Since this p-value is less than our significance level α = 0.05, we reject the null hypothesis. We have sufficient evidence to say that the mean weight of this species of turtle is not equal to 310 pounds.

## Example 2: Right-Tailed One Sample T-Test

Suppose we suspect that the mean exam score on a certain college entrance exam is greater than the accepted mean score of 82.

To test this, will perform a right-tailed one-sample t-test at significance level α = 0.05 using the following steps:

Step 1: Gather the sample data.

Suppose we collect a random sample of exam scores with the following information:

• Sample size n = 60
• Sample mean x = 84
• Sample standard deviation s = 8.1

Step 2: Define the hypotheses.

We will perform the one sample t-test with the following hypotheses:

• H0μ ≤ 82
• H1μ > 82

Step 3: Calculate the test statistic t.

t = (x – μ) / (s/√n) = (84-82) / (8.1/√60) = 1.9125

Step 4: Calculate the p-value of the test statistic t.

According to the T Score to P Value Calculator, the p-value associated with t = 1.9125 and degrees of freedom = n-1 = 60-1 = 59 is 0.0303.

Step 5: Draw a conclusion.

Since this p-value is less than our significance level α = 0.05, we reject the null hypothesis.
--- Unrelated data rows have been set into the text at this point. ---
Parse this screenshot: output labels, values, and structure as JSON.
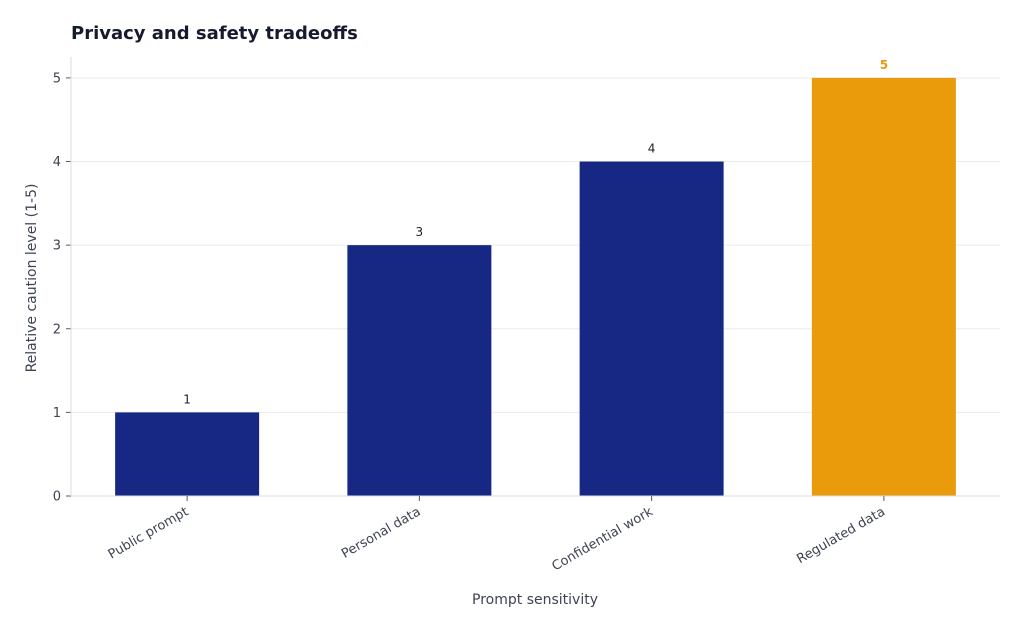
{
  "chart_data": {
    "type": "bar",
    "title": "Privacy and safety tradeoffs",
    "xlabel": "Prompt sensitivity",
    "ylabel": "Relative caution level (1-5)",
    "categories": [
      "Public prompt",
      "Personal data",
      "Confidential work",
      "Regulated data"
    ],
    "values": [
      1,
      3,
      4,
      5
    ],
    "data_labels": [
      "1",
      "3",
      "4",
      "5"
    ],
    "yticks": [
      "0",
      "1",
      "2",
      "3",
      "4",
      "5"
    ],
    "ylim": [
      0,
      5.25
    ],
    "grid": true,
    "colors": {
      "default_bar": "#172884",
      "highlight_bar": "#e99b0c",
      "default_label": "#222222",
      "highlight_label": "#e99b0c"
    },
    "highlight_index": 3
  }
}
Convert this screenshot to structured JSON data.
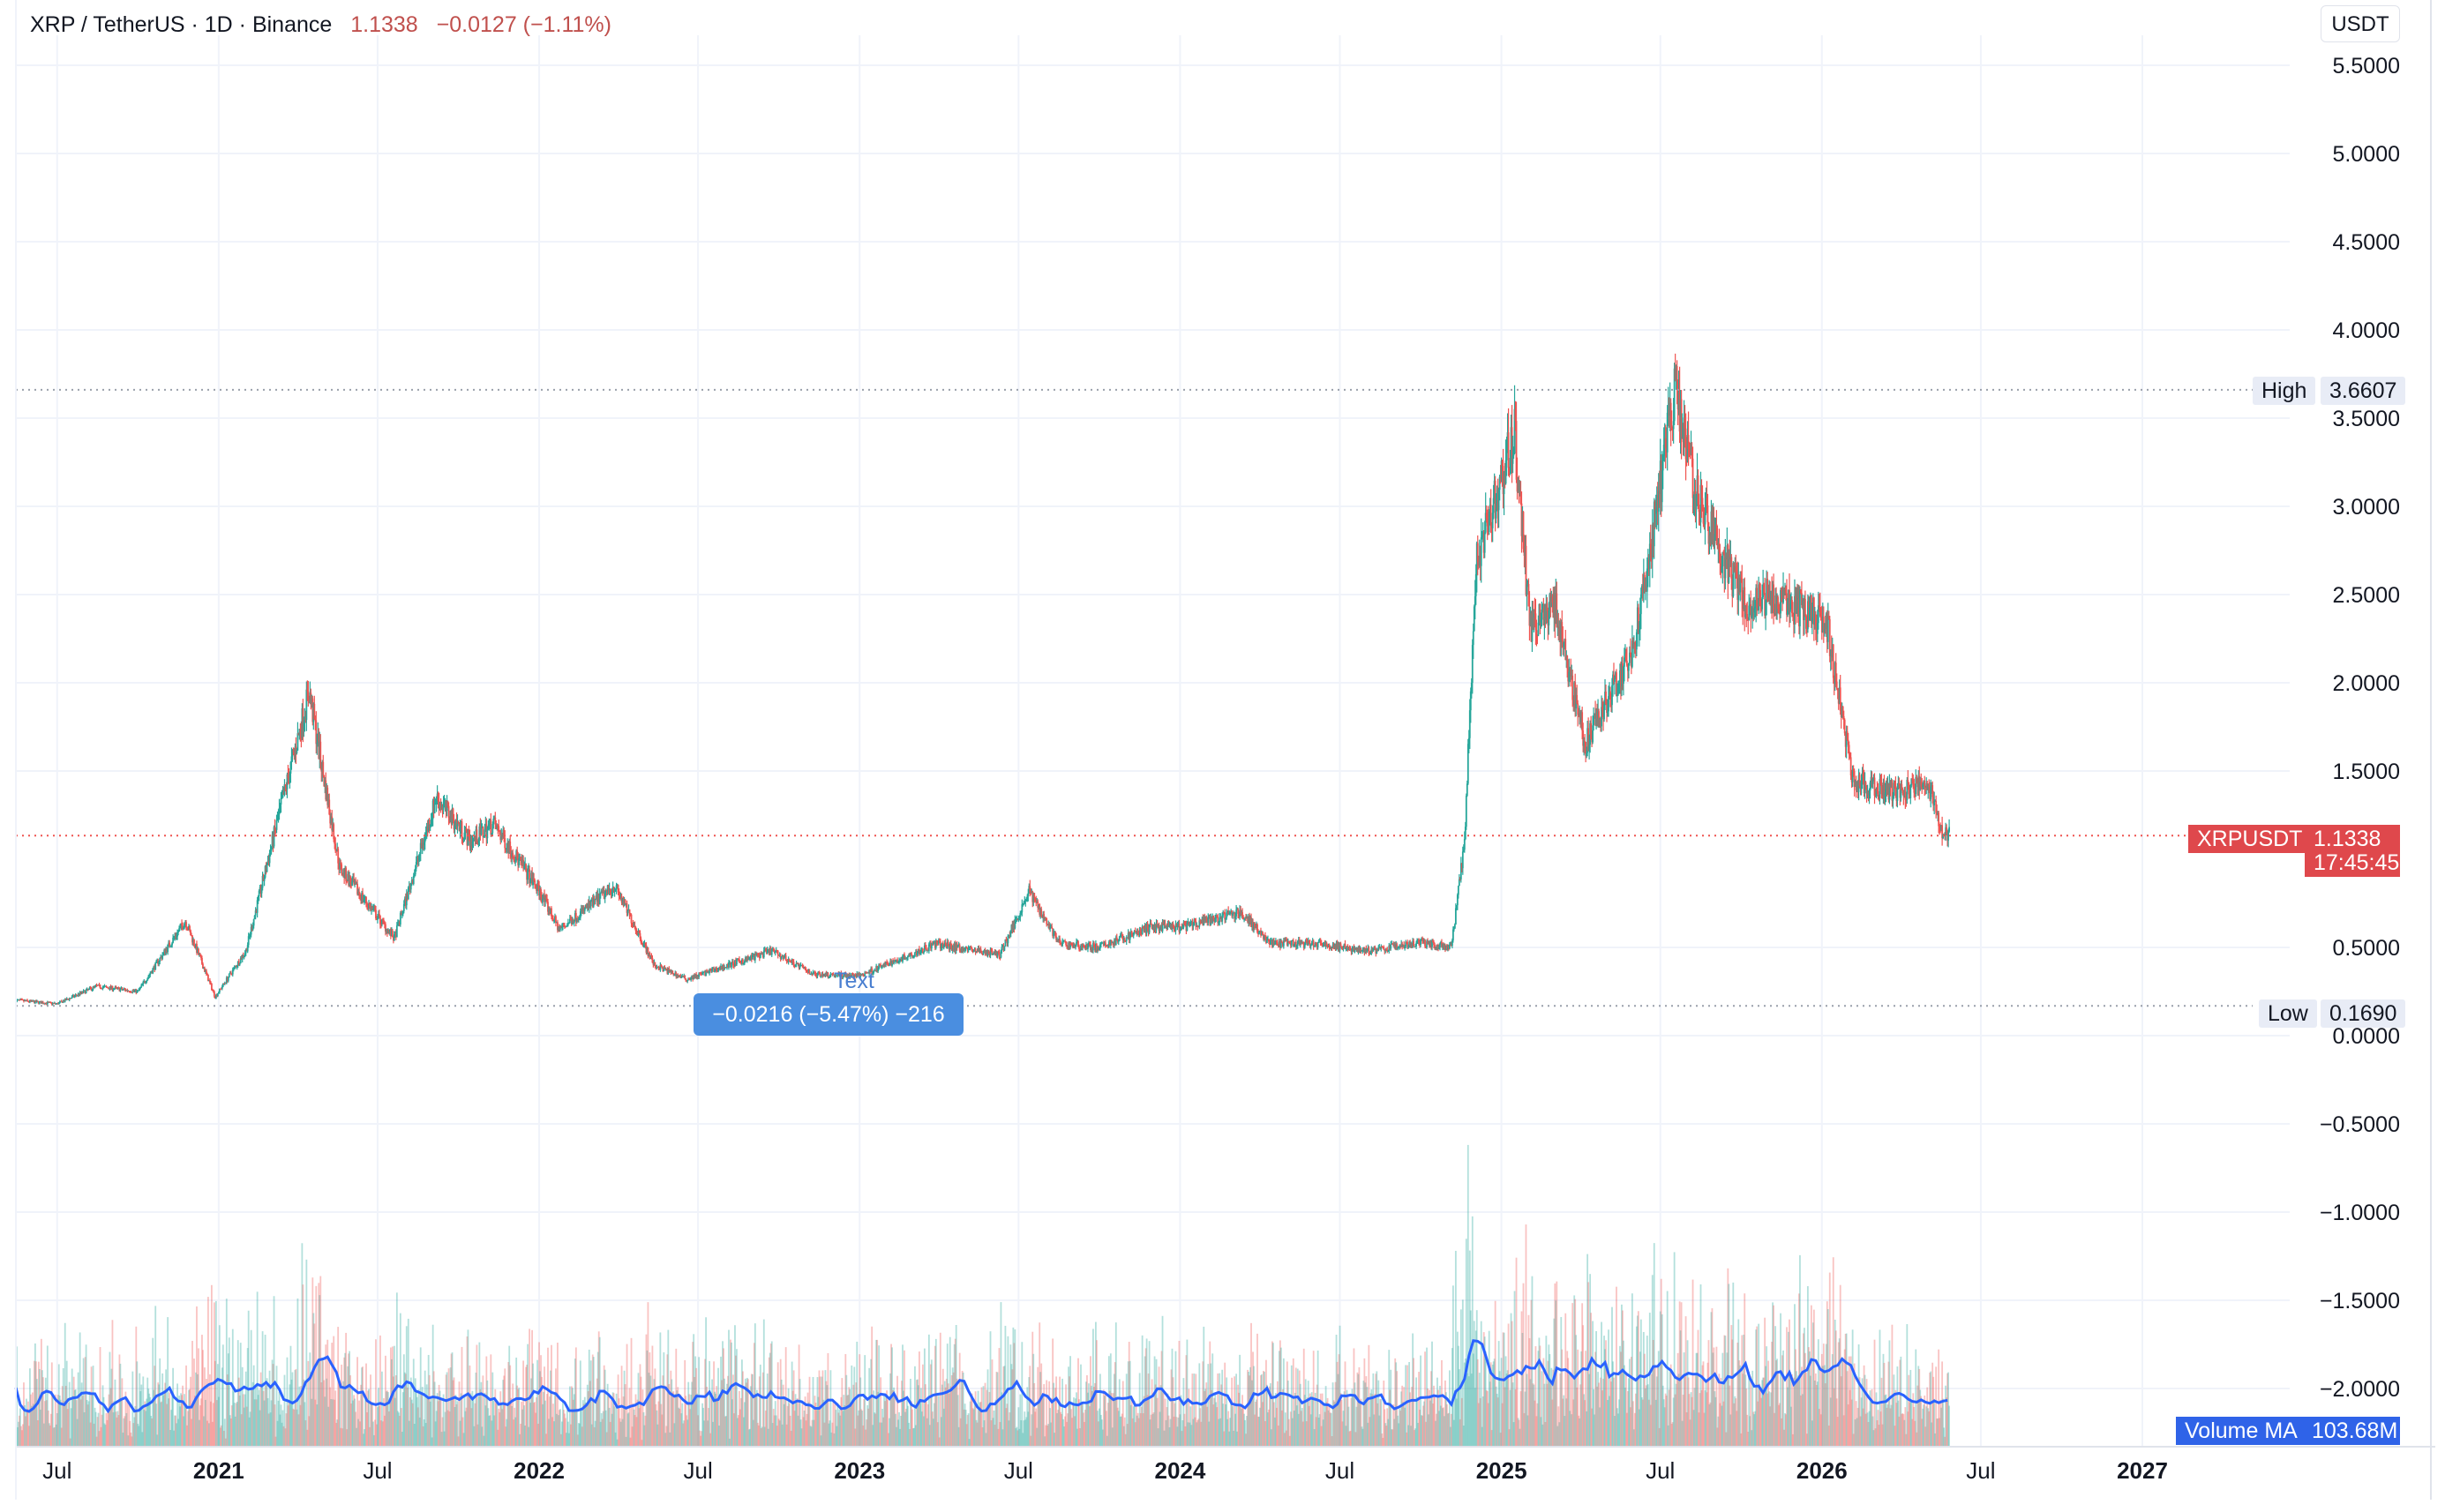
{
  "header": {
    "symbol": "XRP / TetherUS · 1D · Binance",
    "price": "1.1338",
    "change": "−0.0127 (−1.11%)"
  },
  "currency_button": "USDT",
  "chart_data": {
    "type": "candlestick",
    "y_axis_ticks": [
      "5.5000",
      "5.0000",
      "4.5000",
      "4.0000",
      "3.5000",
      "3.0000",
      "2.5000",
      "2.0000",
      "1.5000",
      "0.5000",
      "0.0000",
      "−0.5000",
      "−1.0000",
      "−1.5000",
      "−2.0000"
    ],
    "ylim": [
      -2.3,
      5.7
    ],
    "x_axis_labels": [
      "Jul",
      "2021",
      "Jul",
      "2022",
      "Jul",
      "2023",
      "Jul",
      "2024",
      "Jul",
      "2025",
      "Jul",
      "2026",
      "Jul",
      "2027"
    ],
    "x_axis_bold": [
      false,
      true,
      false,
      true,
      false,
      true,
      false,
      true,
      false,
      true,
      false,
      true,
      false,
      true
    ],
    "price_series": {
      "dates": [
        "2020-05-15",
        "2020-07-01",
        "2020-08-15",
        "2020-10-01",
        "2020-11-24",
        "2020-12-28",
        "2021-02-01",
        "2021-04-14",
        "2021-05-01",
        "2021-05-19",
        "2021-07-20",
        "2021-09-06",
        "2021-10-15",
        "2021-11-10",
        "2022-01-01",
        "2022-01-24",
        "2022-03-28",
        "2022-05-12",
        "2022-06-18",
        "2022-09-23",
        "2022-11-09",
        "2023-01-01",
        "2023-03-29",
        "2023-06-10",
        "2023-07-13",
        "2023-08-17",
        "2023-10-01",
        "2023-12-01",
        "2024-01-01",
        "2024-03-11",
        "2024-04-13",
        "2024-06-01",
        "2024-08-05",
        "2024-10-01",
        "2024-11-05",
        "2024-11-20",
        "2024-12-03",
        "2025-01-16",
        "2025-02-03",
        "2025-03-02",
        "2025-04-07",
        "2025-06-01",
        "2025-07-18",
        "2025-08-15",
        "2025-10-10",
        "2025-11-01",
        "2026-01-06",
        "2026-02-05",
        "2026-03-15",
        "2026-04-14",
        "2026-05-01",
        "2026-05-20",
        "2026-05-26"
      ],
      "close": [
        0.2,
        0.18,
        0.28,
        0.25,
        0.65,
        0.22,
        0.48,
        1.95,
        1.45,
        0.95,
        0.55,
        1.35,
        1.1,
        1.2,
        0.82,
        0.6,
        0.85,
        0.4,
        0.32,
        0.48,
        0.35,
        0.34,
        0.52,
        0.46,
        0.82,
        0.52,
        0.5,
        0.62,
        0.61,
        0.7,
        0.52,
        0.52,
        0.48,
        0.53,
        0.5,
        1.1,
        2.7,
        3.4,
        2.3,
        2.45,
        1.65,
        2.2,
        3.66,
        3.0,
        2.4,
        2.5,
        2.35,
        1.45,
        1.38,
        1.4,
        1.45,
        1.13,
        1.1338
      ]
    },
    "volume_ma": {
      "label": "Volume MA",
      "value": "103.68M"
    },
    "high": {
      "label": "High",
      "value": "3.6607"
    },
    "low": {
      "label": "Low",
      "value": "0.1690"
    },
    "last": {
      "symbol": "XRPUSDT",
      "value": "1.1338",
      "countdown": "17:45:45"
    },
    "measure": {
      "label": "−0.0216 (−5.47%) −216",
      "text": "Text"
    },
    "colors": {
      "up": "#26a69a",
      "down": "#ef5350",
      "grid": "#f0f3fa",
      "volume_ma": "#2962ff",
      "last_line": "#f0b8b8"
    }
  }
}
We have sufficient evidence to say that the mean exam score on this particular exam is greater than 82.

## Example 3: Left-Tailed One Sample T-Test

Suppose we suspect that the mean height of a particular species of plant is less than the accepted mean height of 10 inches.

To test this, will perform a left-tailed one-sample t-test at significance level α = 0.05 using the following steps:

Step 1: Gather the sample data.

Suppose we collect a random sample of plants with the following information:

• Sample size n = 25
• Sample mean x = 9.5
• Sample standard deviation s = 3.5

Step 2: Define the hypotheses.

We will perform the one sample t-test with the following hypotheses:

• H0μ ≥ 10
• H1μ < 10

Step 3: Calculate the test statistic t.

t = (x – μ) / (s/√n) = (9.5-10) / (3.5/√25) = -0.7143

Step 4: Calculate the p-value of the test statistic t.

According to the T Score to P Value Calculator, the p-value associated with t = -0.7143 and degrees of freedom = n-1 = 25-1 = 24 is 0.24097.

Step 5: Draw a conclusion.

Since this p-value is not less than our significance level α = 0.05, we fail to reject the null hypothesis. We do not have sufficient evidence to say that the mean height for this particular plant species is less than 10 inches.